The words of John Muir—“The mountains are calling and I must go”—echo with every footfall and inspire the goal of reaching a mountain summit. Fortunately, Central Oregon offers numerous opportunities to bag a peak. It takes some effort and energy, but training on the smaller peaks will pay dividends on the taller ones.
So, get inspired to perspire on this quartet of hikes and gear up to undertake the ultimate Central Oregon ascent—South Sister.
Pilot Butte: The Warm-Up
A volcanic cone rising to 4,142 feet, Pilot Butte is a notable landmark on the Central Oregon skyline. The name’s origin comes from wagon trains using the prominent peak to guide or “pilot” emigrant’s wagons to and from the crossing on the Deschutes River. It also makes Bend one of six municipalities in the United States with a volcano in its city limits.
From the trailhead parking, a dirt trail spirals up and around this ancient cinder cone past gnarled junipers and fragrant sagebrush. The trail gains about 500 feet in elevation, but offers an excellent training trail to get legs ready for steeper climbs. The mountain finder at the summit’s Summer Plaza provides identification to a tantalizing array of surrounding peaks. This is a great warm-up hike that can be done, up and down, multiple times and can be combined with the 1.7-mile hike around the butte’s base to increase mileage.
Trail distance: 1.8 mile round trip; 3.5 miles with base trail.
Elevation gain: 500 feet.
Tumalo Mountain: The Training Peak
Located 21 miles west of Bend along the Cascade Lakes Highway, Tumalo Mountain is a popular hike that starts at the Dutchman Flat Sno-Park. The trail begins and passes through a forest of hemlocks, pine and fir, and does not stop climbing until reaching the summit.
Beyond the start of the trailhead, several switchbacks provide some relief from an uphill grind. Soon the trail begins to wind through mountain meadows with late vestiges of wildflowers such as lupine, Newberry knotweed and catspaw. The stunted or “krummholz” trees have been shaped by the fierce winter conditions that hammer this peak.

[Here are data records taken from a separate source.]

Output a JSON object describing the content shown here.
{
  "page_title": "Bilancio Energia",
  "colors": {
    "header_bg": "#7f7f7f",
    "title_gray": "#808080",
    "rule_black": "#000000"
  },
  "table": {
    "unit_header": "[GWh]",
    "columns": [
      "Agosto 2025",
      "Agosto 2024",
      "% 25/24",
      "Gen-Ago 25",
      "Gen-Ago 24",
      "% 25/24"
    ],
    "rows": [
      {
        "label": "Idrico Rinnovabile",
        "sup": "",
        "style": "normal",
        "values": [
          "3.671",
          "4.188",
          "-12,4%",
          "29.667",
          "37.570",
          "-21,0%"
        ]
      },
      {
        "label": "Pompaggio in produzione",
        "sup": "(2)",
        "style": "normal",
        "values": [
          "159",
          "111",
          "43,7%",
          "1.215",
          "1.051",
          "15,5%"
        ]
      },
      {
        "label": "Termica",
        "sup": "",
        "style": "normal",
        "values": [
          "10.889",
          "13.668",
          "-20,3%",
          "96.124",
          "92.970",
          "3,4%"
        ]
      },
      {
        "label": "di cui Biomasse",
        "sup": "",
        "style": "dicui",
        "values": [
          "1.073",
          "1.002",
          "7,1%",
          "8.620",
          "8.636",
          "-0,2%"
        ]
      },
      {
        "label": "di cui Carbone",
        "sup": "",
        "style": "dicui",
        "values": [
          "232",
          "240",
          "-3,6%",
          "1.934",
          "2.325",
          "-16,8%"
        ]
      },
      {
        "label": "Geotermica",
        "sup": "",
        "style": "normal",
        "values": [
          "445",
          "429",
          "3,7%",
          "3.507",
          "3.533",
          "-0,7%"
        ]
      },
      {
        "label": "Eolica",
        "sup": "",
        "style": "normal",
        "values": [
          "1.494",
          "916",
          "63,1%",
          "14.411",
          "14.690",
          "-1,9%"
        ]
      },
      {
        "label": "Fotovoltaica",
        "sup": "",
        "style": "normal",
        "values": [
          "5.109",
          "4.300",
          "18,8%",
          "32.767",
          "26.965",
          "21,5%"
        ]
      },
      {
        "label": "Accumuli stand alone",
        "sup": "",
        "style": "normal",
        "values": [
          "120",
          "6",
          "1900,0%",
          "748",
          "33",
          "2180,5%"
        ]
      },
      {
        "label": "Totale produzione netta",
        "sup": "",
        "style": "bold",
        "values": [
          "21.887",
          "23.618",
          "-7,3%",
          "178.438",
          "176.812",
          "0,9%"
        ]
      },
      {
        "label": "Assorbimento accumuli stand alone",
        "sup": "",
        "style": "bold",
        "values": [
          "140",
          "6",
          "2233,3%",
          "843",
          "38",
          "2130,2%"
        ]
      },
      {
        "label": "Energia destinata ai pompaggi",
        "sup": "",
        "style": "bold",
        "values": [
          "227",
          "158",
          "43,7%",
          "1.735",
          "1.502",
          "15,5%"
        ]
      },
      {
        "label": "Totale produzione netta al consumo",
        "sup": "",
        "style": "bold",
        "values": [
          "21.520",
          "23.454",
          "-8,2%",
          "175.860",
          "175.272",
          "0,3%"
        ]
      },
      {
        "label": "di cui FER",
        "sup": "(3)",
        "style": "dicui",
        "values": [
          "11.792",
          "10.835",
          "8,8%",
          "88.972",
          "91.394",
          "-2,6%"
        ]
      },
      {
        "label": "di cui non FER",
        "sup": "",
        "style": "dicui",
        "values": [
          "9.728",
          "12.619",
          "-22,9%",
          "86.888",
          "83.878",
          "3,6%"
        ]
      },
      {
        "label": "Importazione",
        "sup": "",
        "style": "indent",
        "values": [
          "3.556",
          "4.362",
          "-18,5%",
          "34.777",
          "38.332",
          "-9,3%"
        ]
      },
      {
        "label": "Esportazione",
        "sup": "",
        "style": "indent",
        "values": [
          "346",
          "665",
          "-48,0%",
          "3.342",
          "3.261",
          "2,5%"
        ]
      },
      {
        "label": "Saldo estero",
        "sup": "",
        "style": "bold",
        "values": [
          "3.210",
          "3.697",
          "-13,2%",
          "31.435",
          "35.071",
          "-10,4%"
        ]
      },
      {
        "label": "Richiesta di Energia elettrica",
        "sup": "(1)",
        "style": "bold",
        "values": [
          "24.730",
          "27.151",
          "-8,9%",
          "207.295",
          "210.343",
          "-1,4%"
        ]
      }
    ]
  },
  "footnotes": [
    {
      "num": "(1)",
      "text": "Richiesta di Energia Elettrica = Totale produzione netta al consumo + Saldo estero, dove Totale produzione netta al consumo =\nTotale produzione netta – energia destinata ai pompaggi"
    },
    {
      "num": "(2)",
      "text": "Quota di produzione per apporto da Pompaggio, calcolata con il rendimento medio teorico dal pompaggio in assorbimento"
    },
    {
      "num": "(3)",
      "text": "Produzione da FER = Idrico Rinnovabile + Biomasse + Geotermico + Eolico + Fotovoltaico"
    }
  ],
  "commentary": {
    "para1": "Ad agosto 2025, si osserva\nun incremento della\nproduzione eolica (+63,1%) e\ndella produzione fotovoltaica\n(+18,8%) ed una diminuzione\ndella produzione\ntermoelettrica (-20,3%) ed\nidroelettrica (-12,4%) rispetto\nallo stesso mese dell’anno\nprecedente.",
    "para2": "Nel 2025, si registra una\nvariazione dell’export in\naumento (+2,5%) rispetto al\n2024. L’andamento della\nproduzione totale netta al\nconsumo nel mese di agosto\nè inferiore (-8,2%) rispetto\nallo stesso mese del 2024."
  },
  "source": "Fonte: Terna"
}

On the broad 7,755-foot summit that historically housed a Forest Service fire lookout, the trees thin out to reveal exceptional views of Mount Bachelor, especially the glacial cirque carved into the mountain’s northeast slope and the string of scattered cinder cones associated with its eruption. A clear day reveals Mount Thielsen, the “Lightning Rod of the Cascades,” to the south. Continue the hike to the summit’s north end for well-earned views of South Sister, Middle Sister, Broken Top and the surrounding region.
Trail length: 4.0 miles round trip
Elevation gain: 1,425 feet
Mount Bachelor: The Workout Peak
Mount Bachelor is the 15th highest peak in Oregon with a summit at 9,065 feet. Though the ski resort’s chairlift operates in summer, hikers can bag this overlooked peak via a well-marked trail that starts at the resort’s West Village Lodge (note: download the trail map from the resort’s website).
The trail skirts across the mountain’s base through a forest of old-growth mountain hemlocks, home to pine martens and the elusive Sierra Nevada red fox.
Geologically, Mount Bachelor is the youngest prominent stratovolcano in the Three Sisters area, formed between 18,000 and 8,000 years ago.
Eventually, the trail leaves the forest and begins an exposed, steady climb up the volcano, passing over and around volcanic rock and loose soil above the timberline, so remember to pause before looking up!
Once on the summit, the 360° views of lakes and peaks in the Cascade Range are incredible.
Trail length: 7.1 miles round trip
Elevation gain: 2,750 feet
Difficulty: Moderate to difficult
South Sister: The Ultimate Ascent
The tallest of the Three Sisters and third highest peak in Oregon (10,358 feet), bagging this massive volcano is a real challenge but well worth the effort.
The South Sisters Climber Trail starts out at Devils Lake, a turquoise-colored shallow body of water along the Cascade Lakes Highway.
The trail starts as a steady uphill through a dense hemlock forest, giving way to a sandy, open plain composed of volcanic ash and pumice. After this section, the trail climbs in earnest and encounters sections with loose cinders and pumice, so careful footing is advised. Plus, multiple trails near the top make it challenging to navigate; pick the “trail most traveled” and aim for the top.
From the peak, hikers are rewarded with exceptional views of the other Sisters, Mount Jefferson and Mount Hood. The summit crater is filled with crystal-blue water—the highest lake in Oregon, called Teardrop Pool. High fives all around to those who reach the summit.